Photo courtesy Michael Ochs Archives / Getty Images

Linda Martell, the first Black woman to perform solo at the Grand Ole Opry, will be honored at the 2021 Country Music Television Music Awards. Siloed into obscurity during the height of her career in the 70s, Martell faced the predominantly white industry’s racism to pioneer a path for Black country artists and decades later, the foremother is finally being honored for her historic strides.

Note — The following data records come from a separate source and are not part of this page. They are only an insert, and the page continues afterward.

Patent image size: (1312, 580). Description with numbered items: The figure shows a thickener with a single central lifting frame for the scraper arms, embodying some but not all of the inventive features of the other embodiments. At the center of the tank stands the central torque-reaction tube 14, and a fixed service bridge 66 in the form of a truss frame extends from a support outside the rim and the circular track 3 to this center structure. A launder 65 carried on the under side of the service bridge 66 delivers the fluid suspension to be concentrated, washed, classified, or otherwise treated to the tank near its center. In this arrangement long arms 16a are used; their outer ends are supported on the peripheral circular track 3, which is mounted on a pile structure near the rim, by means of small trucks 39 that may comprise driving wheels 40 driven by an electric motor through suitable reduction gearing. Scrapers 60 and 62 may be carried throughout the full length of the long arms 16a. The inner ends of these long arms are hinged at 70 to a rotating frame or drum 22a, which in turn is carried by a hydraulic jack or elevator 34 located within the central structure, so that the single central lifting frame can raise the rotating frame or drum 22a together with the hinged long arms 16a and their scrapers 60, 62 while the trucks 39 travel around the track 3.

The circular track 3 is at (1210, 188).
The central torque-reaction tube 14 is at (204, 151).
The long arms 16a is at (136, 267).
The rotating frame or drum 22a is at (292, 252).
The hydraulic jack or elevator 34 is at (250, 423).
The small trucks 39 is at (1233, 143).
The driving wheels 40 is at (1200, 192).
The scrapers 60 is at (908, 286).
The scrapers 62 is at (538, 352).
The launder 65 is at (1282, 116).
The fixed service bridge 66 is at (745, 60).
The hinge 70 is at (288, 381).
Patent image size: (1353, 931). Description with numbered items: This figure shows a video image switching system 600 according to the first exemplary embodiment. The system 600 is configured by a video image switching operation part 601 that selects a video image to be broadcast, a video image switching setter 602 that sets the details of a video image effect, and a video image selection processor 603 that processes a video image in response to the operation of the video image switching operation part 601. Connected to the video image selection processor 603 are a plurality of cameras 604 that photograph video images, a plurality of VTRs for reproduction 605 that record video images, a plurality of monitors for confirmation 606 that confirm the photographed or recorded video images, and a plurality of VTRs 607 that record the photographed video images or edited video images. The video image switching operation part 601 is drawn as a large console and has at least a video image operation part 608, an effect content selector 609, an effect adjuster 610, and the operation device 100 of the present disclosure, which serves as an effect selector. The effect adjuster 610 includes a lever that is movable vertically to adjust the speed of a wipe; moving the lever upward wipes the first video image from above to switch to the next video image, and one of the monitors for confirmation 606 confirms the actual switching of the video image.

At the awards on June 9, the 80-year-old will receive the CMT Equal Play Award. The tribute will be presented by the legend-in-the-making Mickey Guyton, who became the first solo Black woman nominated for a country Grammy award in 2021. Martell released her lone album Color Me Country in 1970 and its eponymous track rose to No. 22 on the Billboard country music charts. In spite of her auspicious potential as the next breakout star, she endured taunting from the predominantly white, mainstream audiences she performed in front of and was ultimately exiled from the spotlight. “You’d be singing and they’d shout out names and you know the names they would call you,” Martell recounted in an interview with Rolling Stone. Subsequently, her record label shelved her album and finding a new deal was out of reach.

After white country listeners decried Lil Nas X’s entrance into the genre, the discourse of the genre’s vast disregard of its Black roots was reawakened. Although Black country artists are still navigating largely uncharted waters, the territory is little more congenial in comparison to strife Martell wrestled with in an era where Black voices were stifled. Just this past year at the ACM Awards, Guyton paved the way as the first Black woman to ever host the show, Kane Brown became the first Black solo artist to win ACM Award for Video of the Year and Jimmie Allen won New Male Artist of the Year as the first Black artist to ever do so.